Body and Soul: Diana and Kathy
People:
Alice Elliott (Director)
Simone Pero Audi (Co-Producer)
Grants:
$25,000 for outreach and audience engagement in 2008
Awards:
AAIDD Media Award (2007)
TASH Positive Images in Media Award (2007, shared with Including Samuel)
Best of Festival Award (2008 Superfest XXVIII)
Crystal Heart Award (2007 Heartland Film Festival)
NAFDMA Insight Award (2007 Award for Excellence, Short Film Documentary)
CCDI Justin Dart Distinguished Citizens of the Year Award (2008 recipients:
Diana Braun & Kathy Conour)
NYSACRA Excellence Award (2008 recipient: Alice Elliott)

About the Project
Body and Soul: Diana and Kathy is a documentary that follows the story of two friends who have become advocates for themselves and for an entire community. Diana has Down Syndrome, a genetic condition that gives her one extra chromosome, a lower IQ, and constant physical problems. Kathy, on the other hand, is 61 years old, has a degree in English, and has had cerebral palsy since her birth which left her non-verbal. For 37 years they have lived together, forging a unique symbiotic relationship that has allowed them to live independently and be active in their community (fifty years ago they would have been institutionalized).Kathy and Diana met at a sheltered workshop three decades ago and vowed to fight to live independent lives. Fearful of being shut away in a nursing home or forced into a state run institution, they broke the rules and escaped the system. Not content to earn menial wages at a sheltered workshop and have their living situation change with the whim of a government appropriation, they moved, built a house, and survived to tell their story. Kathy and Diana are survival geniuses.

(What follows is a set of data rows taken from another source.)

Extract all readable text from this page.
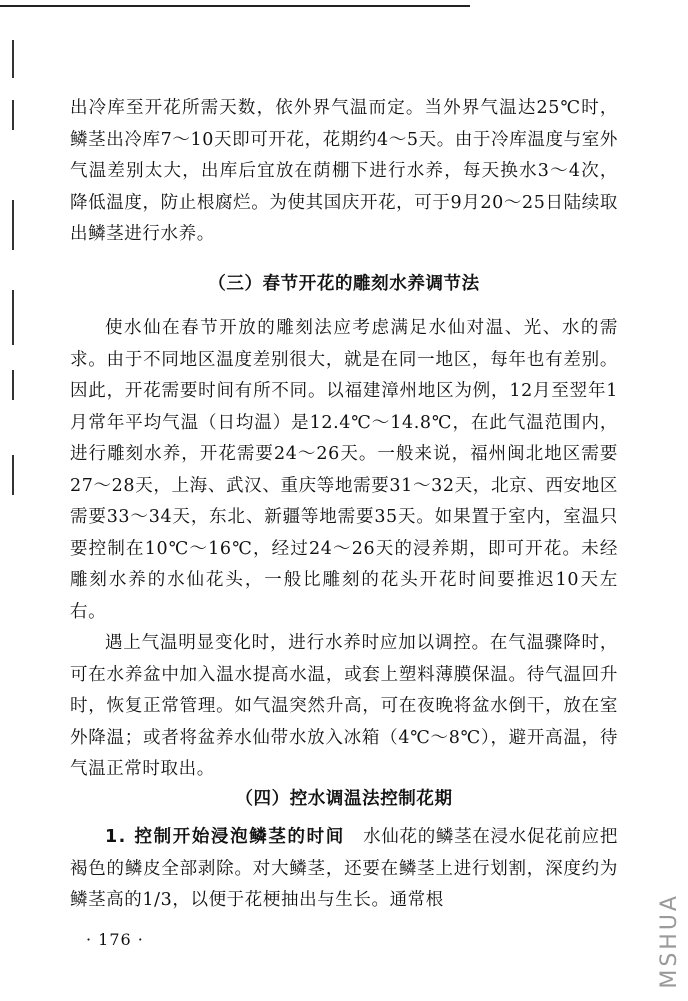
出冷库至开花所需天数，依外界气温而定。当外界气温达25℃时，鳞茎出冷库7～10天即可开花，花期约4～5天。由于冷库温度与室外气温差别太大，出库后宜放在荫棚下进行水养，每天换水3～4次，降低温度，防止根腐烂。为使其国庆开花，可于9月20～25日陆续取出鳞茎进行水养。

（三）春节开花的雕刻水养调节法

使水仙在春节开放的雕刻法应考虑满足水仙对温、光、水的需求。由于不同地区温度差别很大，就是在同一地区，每年也有差别。因此，开花需要时间有所不同。以福建漳州地区为例，12月至翌年1月常年平均气温（日均温）是12.4℃～14.8℃，在此气温范围内，进行雕刻水养，开花需要24～26天。一般来说，福州闽北地区需要27～28天，上海、武汉、重庆等地需要31～32天，北京、西安地区需要33～34天，东北、新疆等地需要35天。如果置于室内，室温只要控制在10℃～16℃，经过24～26天的浸养期，即可开花。未经雕刻水养的水仙花头，一般比雕刻的花头开花时间要推迟10天左右。

遇上气温明显变化时，进行水养时应加以调控。在气温骤降时，可在水养盆中加入温水提高水温，或套上塑料薄膜保温。待气温回升时，恢复正常管理。如气温突然升高，可在夜晚将盆水倒干，放在室外降温；或者将盆养水仙带水放入冰箱（4℃～8℃），避开高温，待气温正常时取出。

（四）控水调温法控制花期

1. 控制开始浸泡鳞茎的时间　 水仙花的鳞茎在浸水促花前应把褐色的鳞皮全部剥除。对大鳞茎，还要在鳞茎上进行划割，深度约为鳞茎高的1/3，以便于花梗抽出与生长。通常根

· 176 ·	MSHUA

Diana and Kathy have established themselves as a tireless dynamic pair of well-known lobbyists and activists in the disability movement. Through the help of a mouth stick and the Pathfinder computer device, Kathy writes articles for national magazines and has a lively email correspondence with leaders in the disability rights movement. Kathy was even arrested (power chair and all!) during a disability rally. Both Diana and Kathy serve on boards and regularly lobby for disability rights in Washington and throughout the State of Illinois.
This film has served as another tool in their outreach arsenal around the issues of disability. They are engaging new audiences around this issue and communicating their story in a more powerful way as a result of this film.